RS:Richard Gere wanted to interview him. He made it public that he wanted to sit down with him. I thought that was brilliant. I was asked to meet with Karadicz's daughter. This was after we started filming. Had it happened before we started filming, I probably would have said yes. But we were already filming and nothing I was going to learn would change the movie. I was busy, and she wanted me to come to where she was, but I just said no. One of the things that most annoyed me was that Karadicz's denied so much of what he's done. There's not really a question to ask. It was hard making The Hunting Party because I can't overburden it with the weight of the reality of who this man really is. You can only suggest it. The bigger question isn't why Karadicz hasn't been caught, but why a lot of men just like him haven't also been caught. One day he will be caught. Hopefully we'll find out what the hell happened.

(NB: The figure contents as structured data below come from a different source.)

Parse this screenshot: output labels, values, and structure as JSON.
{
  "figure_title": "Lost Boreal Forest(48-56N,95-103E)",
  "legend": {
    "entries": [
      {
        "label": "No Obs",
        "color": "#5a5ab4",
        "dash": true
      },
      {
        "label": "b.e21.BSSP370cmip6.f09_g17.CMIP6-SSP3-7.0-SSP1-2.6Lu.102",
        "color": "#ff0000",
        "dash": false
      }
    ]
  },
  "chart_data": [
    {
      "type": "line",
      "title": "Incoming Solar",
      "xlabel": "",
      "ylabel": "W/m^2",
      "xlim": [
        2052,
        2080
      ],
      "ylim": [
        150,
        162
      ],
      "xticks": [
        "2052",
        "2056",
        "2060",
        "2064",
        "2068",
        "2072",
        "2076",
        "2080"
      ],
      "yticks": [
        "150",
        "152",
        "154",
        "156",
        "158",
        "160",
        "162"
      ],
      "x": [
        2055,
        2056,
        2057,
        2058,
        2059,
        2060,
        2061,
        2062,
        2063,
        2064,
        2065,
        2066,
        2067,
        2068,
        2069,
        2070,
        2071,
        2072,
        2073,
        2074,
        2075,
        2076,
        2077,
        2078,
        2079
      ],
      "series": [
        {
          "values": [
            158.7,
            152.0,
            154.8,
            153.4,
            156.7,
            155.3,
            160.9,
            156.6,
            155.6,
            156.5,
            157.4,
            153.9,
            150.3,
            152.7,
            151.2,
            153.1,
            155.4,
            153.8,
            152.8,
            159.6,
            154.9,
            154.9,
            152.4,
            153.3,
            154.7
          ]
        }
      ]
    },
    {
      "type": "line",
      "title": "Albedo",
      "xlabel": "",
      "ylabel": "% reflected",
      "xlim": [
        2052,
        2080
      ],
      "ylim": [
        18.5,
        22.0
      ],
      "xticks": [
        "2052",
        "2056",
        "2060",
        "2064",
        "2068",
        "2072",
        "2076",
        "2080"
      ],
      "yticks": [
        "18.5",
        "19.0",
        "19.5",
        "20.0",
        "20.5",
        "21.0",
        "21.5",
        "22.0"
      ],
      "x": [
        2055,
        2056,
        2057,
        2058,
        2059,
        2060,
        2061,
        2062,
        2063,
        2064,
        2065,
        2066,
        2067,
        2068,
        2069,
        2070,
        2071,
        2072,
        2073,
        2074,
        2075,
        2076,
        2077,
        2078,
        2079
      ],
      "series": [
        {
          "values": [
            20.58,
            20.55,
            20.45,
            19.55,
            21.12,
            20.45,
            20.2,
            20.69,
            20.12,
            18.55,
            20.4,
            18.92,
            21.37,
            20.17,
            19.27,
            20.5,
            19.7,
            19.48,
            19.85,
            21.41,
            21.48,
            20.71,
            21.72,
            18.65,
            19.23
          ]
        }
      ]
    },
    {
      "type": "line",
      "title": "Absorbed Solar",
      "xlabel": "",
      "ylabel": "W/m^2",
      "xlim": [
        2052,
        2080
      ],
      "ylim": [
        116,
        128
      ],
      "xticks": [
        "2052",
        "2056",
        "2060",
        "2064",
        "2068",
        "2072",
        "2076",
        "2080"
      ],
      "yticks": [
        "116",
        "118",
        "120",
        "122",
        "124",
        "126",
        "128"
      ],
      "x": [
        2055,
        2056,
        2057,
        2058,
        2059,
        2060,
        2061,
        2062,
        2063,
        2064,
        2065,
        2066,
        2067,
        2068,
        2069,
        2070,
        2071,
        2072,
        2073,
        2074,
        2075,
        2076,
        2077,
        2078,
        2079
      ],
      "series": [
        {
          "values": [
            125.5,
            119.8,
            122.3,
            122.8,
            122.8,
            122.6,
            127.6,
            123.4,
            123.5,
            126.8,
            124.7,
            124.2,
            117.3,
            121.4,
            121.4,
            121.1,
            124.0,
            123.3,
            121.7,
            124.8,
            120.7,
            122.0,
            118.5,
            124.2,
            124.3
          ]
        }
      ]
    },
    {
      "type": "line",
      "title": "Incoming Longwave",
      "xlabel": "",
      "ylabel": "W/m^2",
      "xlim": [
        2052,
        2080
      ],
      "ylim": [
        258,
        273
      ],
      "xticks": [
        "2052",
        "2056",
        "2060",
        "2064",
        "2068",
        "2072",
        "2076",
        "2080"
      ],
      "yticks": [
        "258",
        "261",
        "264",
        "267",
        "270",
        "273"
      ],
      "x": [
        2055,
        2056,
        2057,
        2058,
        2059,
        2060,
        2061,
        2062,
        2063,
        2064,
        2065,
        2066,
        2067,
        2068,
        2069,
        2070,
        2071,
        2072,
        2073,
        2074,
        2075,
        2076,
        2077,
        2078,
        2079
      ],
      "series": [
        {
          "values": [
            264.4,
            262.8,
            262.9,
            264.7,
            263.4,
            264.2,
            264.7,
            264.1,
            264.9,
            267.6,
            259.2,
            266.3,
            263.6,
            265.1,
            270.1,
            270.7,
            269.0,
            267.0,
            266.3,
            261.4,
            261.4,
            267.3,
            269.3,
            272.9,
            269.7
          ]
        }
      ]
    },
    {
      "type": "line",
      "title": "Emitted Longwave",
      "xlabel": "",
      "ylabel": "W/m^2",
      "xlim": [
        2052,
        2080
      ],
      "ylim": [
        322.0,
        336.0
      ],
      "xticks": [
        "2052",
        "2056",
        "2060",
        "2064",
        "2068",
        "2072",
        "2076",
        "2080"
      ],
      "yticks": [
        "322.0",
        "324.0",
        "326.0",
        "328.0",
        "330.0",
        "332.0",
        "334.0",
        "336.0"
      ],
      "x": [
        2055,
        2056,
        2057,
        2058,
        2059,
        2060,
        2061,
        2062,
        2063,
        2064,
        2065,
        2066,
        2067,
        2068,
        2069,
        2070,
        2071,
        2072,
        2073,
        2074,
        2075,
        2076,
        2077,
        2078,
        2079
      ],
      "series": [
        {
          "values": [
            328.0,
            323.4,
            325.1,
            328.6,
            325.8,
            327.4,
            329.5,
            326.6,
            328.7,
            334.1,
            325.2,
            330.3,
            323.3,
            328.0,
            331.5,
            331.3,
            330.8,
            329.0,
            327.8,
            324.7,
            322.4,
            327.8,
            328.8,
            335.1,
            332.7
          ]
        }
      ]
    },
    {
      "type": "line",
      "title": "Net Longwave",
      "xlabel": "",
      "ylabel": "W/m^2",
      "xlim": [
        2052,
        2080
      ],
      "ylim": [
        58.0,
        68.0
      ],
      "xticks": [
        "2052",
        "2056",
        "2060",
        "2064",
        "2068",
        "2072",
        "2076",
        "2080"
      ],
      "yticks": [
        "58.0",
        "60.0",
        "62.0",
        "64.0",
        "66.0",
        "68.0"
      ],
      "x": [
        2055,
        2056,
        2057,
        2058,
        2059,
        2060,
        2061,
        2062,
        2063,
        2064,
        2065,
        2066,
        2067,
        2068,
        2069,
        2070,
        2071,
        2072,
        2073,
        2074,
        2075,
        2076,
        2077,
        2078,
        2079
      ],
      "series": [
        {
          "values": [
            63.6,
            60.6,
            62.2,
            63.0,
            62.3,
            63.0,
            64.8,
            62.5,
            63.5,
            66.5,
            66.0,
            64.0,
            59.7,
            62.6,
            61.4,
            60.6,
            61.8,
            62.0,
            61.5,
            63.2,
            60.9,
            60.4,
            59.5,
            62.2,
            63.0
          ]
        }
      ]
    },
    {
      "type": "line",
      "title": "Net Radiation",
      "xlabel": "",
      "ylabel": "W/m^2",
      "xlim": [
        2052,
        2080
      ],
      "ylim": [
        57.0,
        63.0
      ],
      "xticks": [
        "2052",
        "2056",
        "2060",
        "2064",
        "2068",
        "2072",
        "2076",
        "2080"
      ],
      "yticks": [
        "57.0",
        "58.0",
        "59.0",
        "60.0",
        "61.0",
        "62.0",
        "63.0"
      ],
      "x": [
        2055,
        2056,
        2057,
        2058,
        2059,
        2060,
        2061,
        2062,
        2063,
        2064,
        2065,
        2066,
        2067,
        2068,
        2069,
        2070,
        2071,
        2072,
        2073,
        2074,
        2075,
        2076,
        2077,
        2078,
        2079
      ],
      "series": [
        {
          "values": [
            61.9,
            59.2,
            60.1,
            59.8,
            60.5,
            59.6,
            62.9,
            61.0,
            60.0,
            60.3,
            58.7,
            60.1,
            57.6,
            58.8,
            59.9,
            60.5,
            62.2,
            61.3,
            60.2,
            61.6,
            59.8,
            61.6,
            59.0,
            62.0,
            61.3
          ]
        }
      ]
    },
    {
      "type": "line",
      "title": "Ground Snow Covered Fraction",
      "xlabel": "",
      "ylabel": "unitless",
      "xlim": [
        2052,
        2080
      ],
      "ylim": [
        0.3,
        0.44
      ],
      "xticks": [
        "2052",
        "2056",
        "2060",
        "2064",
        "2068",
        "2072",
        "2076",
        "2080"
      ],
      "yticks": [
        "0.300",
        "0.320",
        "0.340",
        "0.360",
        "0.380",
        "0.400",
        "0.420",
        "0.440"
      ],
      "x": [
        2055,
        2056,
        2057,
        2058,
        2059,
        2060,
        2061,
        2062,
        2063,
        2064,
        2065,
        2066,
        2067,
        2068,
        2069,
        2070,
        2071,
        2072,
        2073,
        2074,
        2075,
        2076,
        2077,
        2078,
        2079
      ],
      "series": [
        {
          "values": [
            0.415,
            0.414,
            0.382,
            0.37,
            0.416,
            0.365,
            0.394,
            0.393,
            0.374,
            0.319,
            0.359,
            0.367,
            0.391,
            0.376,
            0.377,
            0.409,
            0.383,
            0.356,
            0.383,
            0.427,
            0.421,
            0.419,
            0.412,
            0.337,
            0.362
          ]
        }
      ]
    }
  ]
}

To end a little off topic, the film community recently suffered the loss of two legendary directors,
Bergman and Antonioni. There seems to be a generational shift happening. I'm curious about who you think the torchbearers are for this next half century and where you see cinema going?

RS:That's a big question. Film is going to be great. Because of the technology and the internet, films will get smaller, they'll be more specific. Films will be made in three weeks instead of three months. From a creative standpoint it's really interesting. You know, we studied Bergman and Antonioni at NYU, but they weren't my heroes when I was growing up. Coppola and Scorsese were. When that generation ends it will probably affect me like Bergmann and Antonioni's passing is effecting Woody Allen. My movie gods are different than those guys. People starting out now might look up to Paul Thomas Anderson or Wes Anderson. From a filmmaking standpoint it's so rock-and-roll right now. There's so many movies. But distribution is so difficult. They're gonna have to figure out the distribution thing, because there's just too many movies. Eventually budgets will get smaller and movies won't have to make as much money. But right now what movies like The Hunting Party need is love. People need to hear about it.